Do Polaków zamordowanych przez NKWD mogą należeć szczątki ludzkie odnalezione w Głębokiem, na Białorusi. 21 ciał odkryto w piwnicach miejscowego klasztoru. NKWD wykonało egzekucję na Polakach prawdopodobnie na przełomie 1939 i 1940 roku.
Dla mieszkańców Głębokiego piwnice katedralnego klasztoru to miejsce przeklęte. Od 60 lat opowiadają sobie o duchach, które mają nawiedzać to miejsce.
W podziemiach klasztoru odnaleziono resztki odzieży męskiej, kobiecej i dziecięcej – na niektórych fragmentach były ślady krwi. Na fakt, że to zamordowani Polacy mogą wskazywać drobne przedmioty znalezione przy zwłokach, na przykład paczka papierosów z polskimi napisami.

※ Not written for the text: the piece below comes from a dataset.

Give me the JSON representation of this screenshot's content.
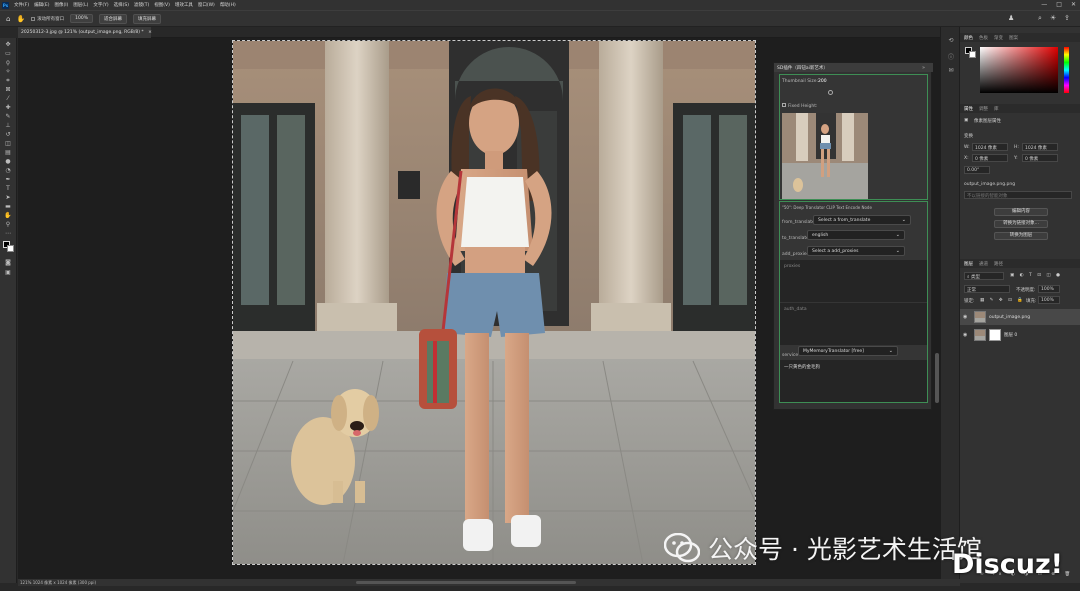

Te osoby na pewno zostały zamordowane. W piwnicach nie ma jednak śladów kul. Odnalezione szczątki mogą należeć do polskich oficerów, urzędników i przedstawicieli inteligencji aresztowanych przez NKWD, po wkroczeniu Armii Czerwonej 17 września na wschodnie tereny II Rzeczpospolitej.
Polska domaga się od władz białoruskich śledztwa i włączenia polskich specjalistów.